- Bitcoin Policy Institute, Fedi and Cornell’s Brooks School Tech Policy Institute will run a two‑year study of American attitudes on financial privacy.
- The study will use both quantitative surveys and qualitative interviews and will publish four semi‑annual reports starting April 2026.
- Public concern about data use is rising, with a 2023 Pew Research Center survey showing increased worry about government data handling.
- Developers of privacy tools face legal pressure after criminal cases involving non‑custodial services, a trend that has raised fears of liability for code authors.
- Lawmakers are being urged to protect non‑custodial developers, with industry groups seeking “robust, nationwide protections” as the crypto market structure bill moves through debate.
The Bitcoin Policy Institute, wallet provider Fedi and Cornell’s Brooks School Tech Policy Institute announced a joint two‑year study to measure how Americans view financial privacy, what trade‑offs they will accept and how regulation affects behavior. The project will produce four semi‑annual reports, with the first due in April 2026, and aims to supply empirical evidence for policy debates; details of the initiative appear in a Fedi blog post.
The researchers will mix large‑scale surveys and in‑depth interviews to track attitudes and changes over time, and will pay special attention to everyday transactions and institutional trust, according to the project description. BPI posted related materials about the study on social media.
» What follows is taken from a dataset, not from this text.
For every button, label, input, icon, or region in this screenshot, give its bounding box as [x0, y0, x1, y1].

Public concern about data practices is already rising. A 2023 Pew Research Center survey found 71% of U.S. adults were very or somewhat concerned about government use of collected data, and many said they understood little about corporate data handling.
The study comes as governments explore central bank digital currencies and digital identity frameworks, a development tied to broader questions about preserving or reshaping financial privacy in the digital era, noted in a policy review on digital identity and privacy.
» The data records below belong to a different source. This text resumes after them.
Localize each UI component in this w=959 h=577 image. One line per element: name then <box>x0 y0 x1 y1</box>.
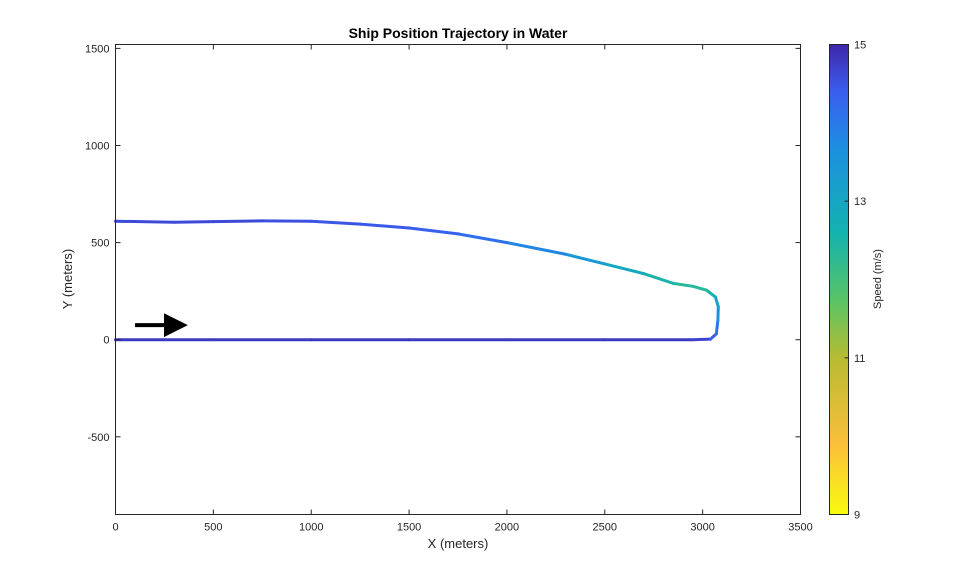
colorbar-tick-label: 15 <box>854 40 866 52</box>
x-tick-label: 3000 <box>690 522 714 534</box>
trajectory-segment <box>309 219 362 226</box>
trajectory-segment <box>642 272 675 285</box>
y-tick-label: 1500 <box>85 43 109 55</box>
trajectory-segment <box>505 241 568 256</box>
trajectory-segment <box>564 252 607 266</box>
colorbar-gradient <box>829 44 849 515</box>
y-tick-label: 0 <box>103 335 109 347</box>
y-tick-label: 500 <box>91 238 109 250</box>
colorbar-tick-label: 9 <box>854 510 860 522</box>
x-tick-label: 3500 <box>788 522 812 534</box>
trajectory-segment <box>172 220 215 224</box>
chart-title: Ship Position Trajectory in Water <box>349 25 568 41</box>
trajectory-segment <box>407 226 460 236</box>
colorbar-title: Speed (m/s) <box>872 249 884 309</box>
colorbar-tick-label: 11 <box>854 353 865 365</box>
x-tick-label: 1000 <box>299 522 323 534</box>
trajectory-segment <box>211 219 264 224</box>
y-tick-label: 1000 <box>85 140 109 152</box>
trajectory-segment <box>705 288 717 299</box>
colorbar-tick-label: 13 <box>854 196 866 208</box>
trajectory-segment <box>114 219 176 224</box>
trajectory-segment <box>456 232 509 245</box>
trajectory-line <box>114 219 720 342</box>
trajectory-segment <box>714 318 720 336</box>
axes-box <box>115 44 801 515</box>
colorbar-ticks: 9 11 13 15 <box>844 40 866 522</box>
x-tick-label: 0 <box>112 522 118 534</box>
trajectory-segment <box>671 281 695 288</box>
x-axis: 0 500 1000 1500 2000 2500 3000 3500 <box>112 44 813 534</box>
trajectory-segment <box>713 295 720 309</box>
x-tick-label: 2000 <box>495 522 519 534</box>
trajectory-segment <box>691 337 712 342</box>
trajectory-segment <box>358 222 411 230</box>
colorbar: 9 11 13 15 Speed (m/s) <box>829 40 884 522</box>
y-axis-title: Y (meters) <box>60 249 75 309</box>
x-tick-label: 2500 <box>593 522 617 534</box>
y-tick-label: -500 <box>87 432 109 444</box>
y-axis: -500 0 500 1000 1500 <box>85 43 801 444</box>
x-axis-title: X (meters) <box>428 536 489 551</box>
x-tick-label: 500 <box>204 522 222 534</box>
trajectory-segment <box>603 262 646 276</box>
x-tick-label: 1500 <box>397 522 421 534</box>
trajectory-segment <box>691 284 709 292</box>
plot-area <box>115 44 801 515</box>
Legal pressure on privacy‑focused crypto developers has increased after criminal cases against non‑custodial services such as Samourai Wallet and Tornado Cash, outcomes that have raised fears developers could face liability for code alone. At the same time, industry groups have urged Congress to include “robust, nationwide protections” for non‑custodial builders in the market structure bill. Variant chief legal officer Jake Chervinsky framed DeFi as his “red line” and warned that, without clear safeguards, a regulator could try to “kill DeFi”. The study aims to inform these regulatory discussions with data.